Affiliations: [a] Department of Physiology and Biophysics, State University of New York at Buffalo, School of Medicine and Biomedical Sciences, Buffalo, NY, USA
| [b] Veterans Affairs Western New York Healthcare System, Buffalo, NY, USA
Correspondence:
[*]
Correspondence to: Zhen Yan, Department of Physiology and Biophysics, State University of New York at Buffalo, School of Medicine and Biomedical Sciences, Buffalo, NY 14214, USA. E-mail: [email protected].
Note: [1] These authors contributed equally to this work.

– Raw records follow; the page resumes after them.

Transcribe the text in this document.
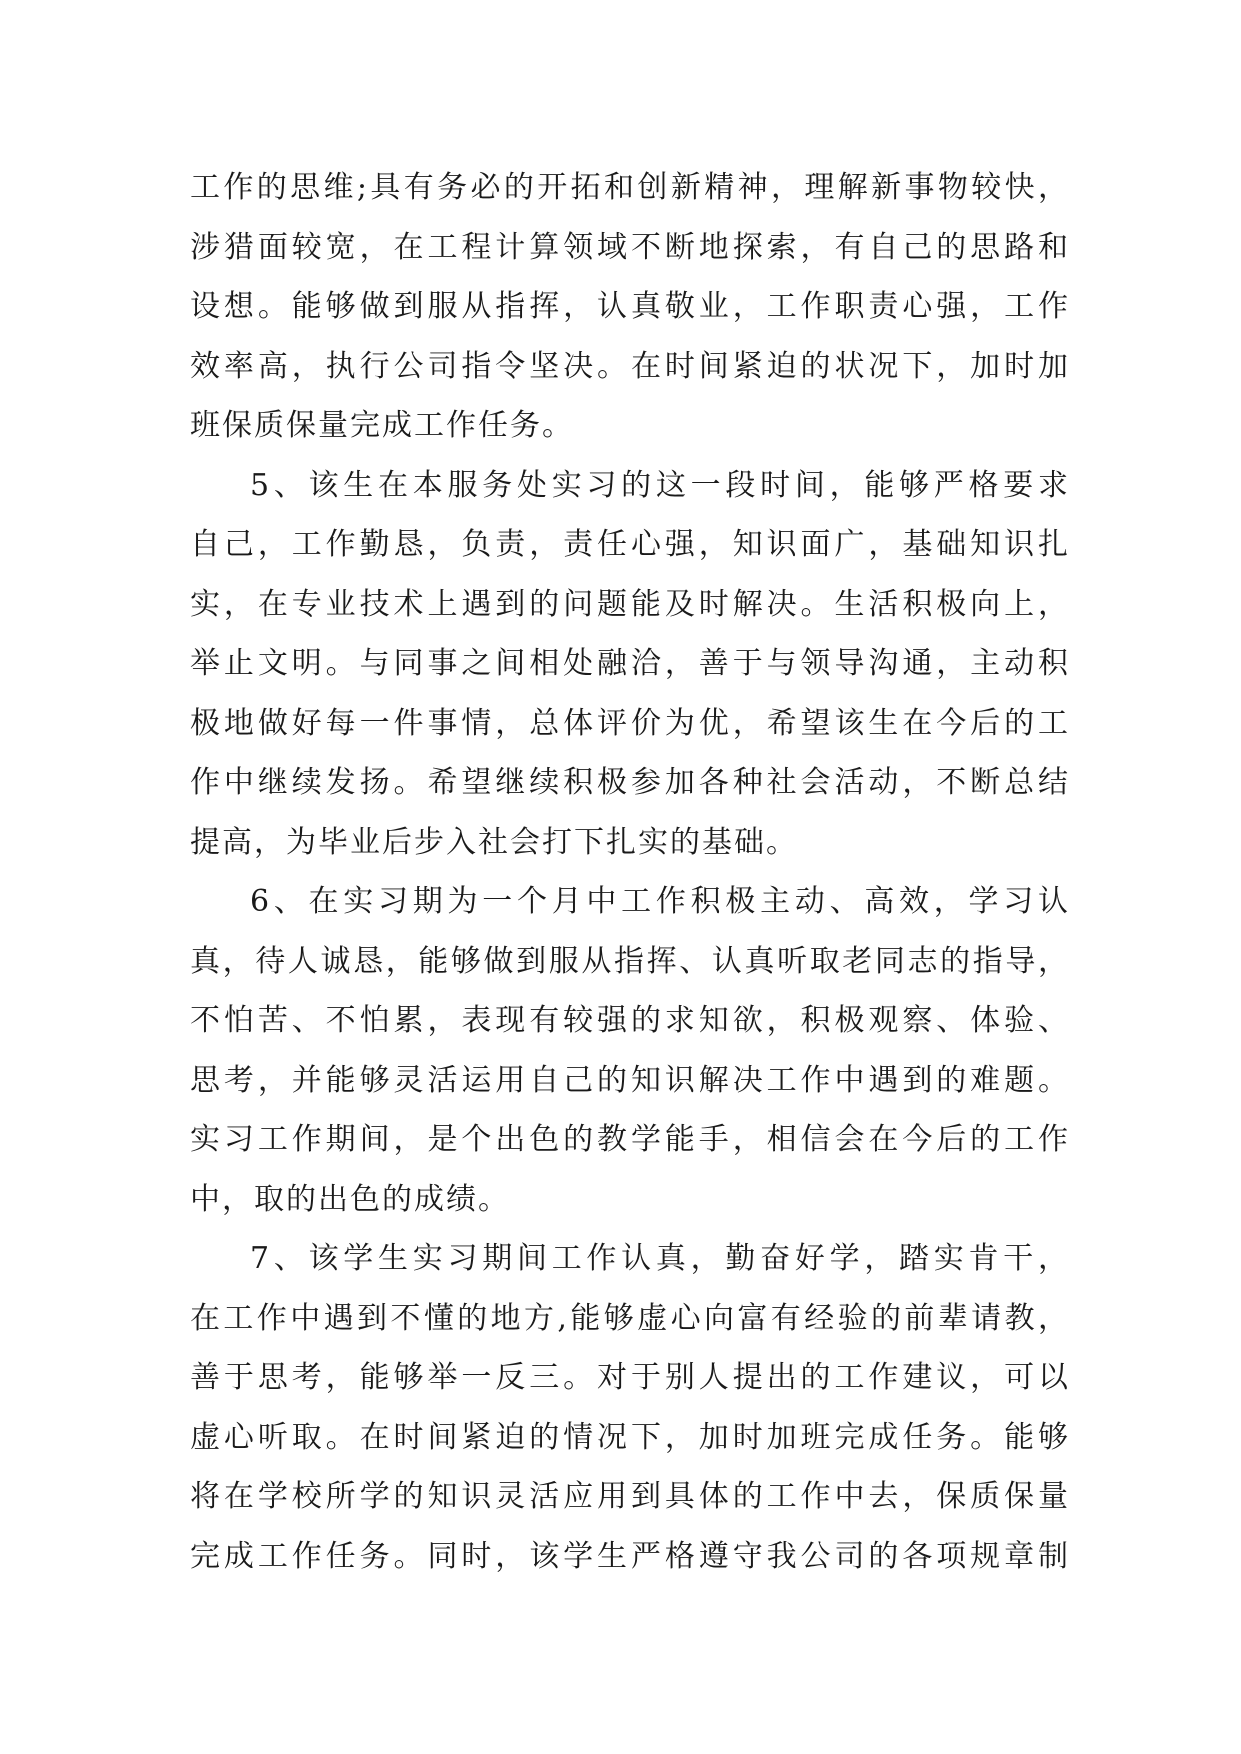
工作的思维;具有务必的开拓和创新精神，理解新事物较快，
涉猎面较宽，在工程计算领域不断地探索，有自己的思路和
设想。能够做到服从指挥，认真敬业，工作职责心强，工作
效率高，执行公司指令坚决。在时间紧迫的状况下，加时加
班保质保量完成工作任务。
5、该生在本服务处实习的这一段时间，能够严格要求
自己，工作勤恳，负责，责任心强，知识面广，基础知识扎
实，在专业技术上遇到的问题能及时解决。生活积极向上，
举止文明。与同事之间相处融洽，善于与领导沟通，主动积
极地做好每一件事情，总体评价为优，希望该生在今后的工
作中继续发扬。希望继续积极参加各种社会活动，不断总结
提高，为毕业后步入社会打下扎实的基础。
6、在实习期为一个月中工作积极主动、高效，学习认
真，待人诚恳，能够做到服从指挥、认真听取老同志的指导，
不怕苦、不怕累，表现有较强的求知欲，积极观察、体验、
思考，并能够灵活运用自己的知识解决工作中遇到的难题。
实习工作期间，是个出色的教学能手，相信会在今后的工作
中，取的出色的成绩。
7、该学生实习期间工作认真，勤奋好学，踏实肯干，
在工作中遇到不懂的地方,能够虚心向富有经验的前辈请教，
善于思考，能够举一反三。对于别人提出的工作建议，可以
虚心听取。在时间紧迫的情况下，加时加班完成任务。能够
将在学校所学的知识灵活应用到具体的工作中去，保质保量
完成工作任务。同时，该学生严格遵守我公司的各项规章制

Abstract: Emerging evidence suggests that epigenetic dysregulation of gene expression is one of the key molecular mechanisms of neurodegeneration and Alzheimer’s disease (AD). However, little is known about the role of epigenetic dysregulation on synaptic dysfunction in humans, because of the difficulties of obtaining live human neurons. Here we generated mature human cortical neurons differentiated from human embryonic stem cells, and exposed them to amyloid-β (Aβ). We found that the histone methyltransferase, EHMT1, which catalyzes histone lysine 9 dimethylation (H3K9me2, a mark for gene repression), was significantly elevated in Aβ-treated human stem cell-derived neurons. Aβ treatment led to a significant reduction of AMPAR-mediated whole-cell current and excitatory postsynaptic current. Application of BIX01294, a selective inhibitor of EHMT1/2, restored AMPAR currents and glutamatergic synaptic transmission in Aβ-treated human cortical neurons. These results suggest that inhibition of the aberrant histone methylation is a novel approach to reverse Aβ-induced synaptic deficits in human neurons.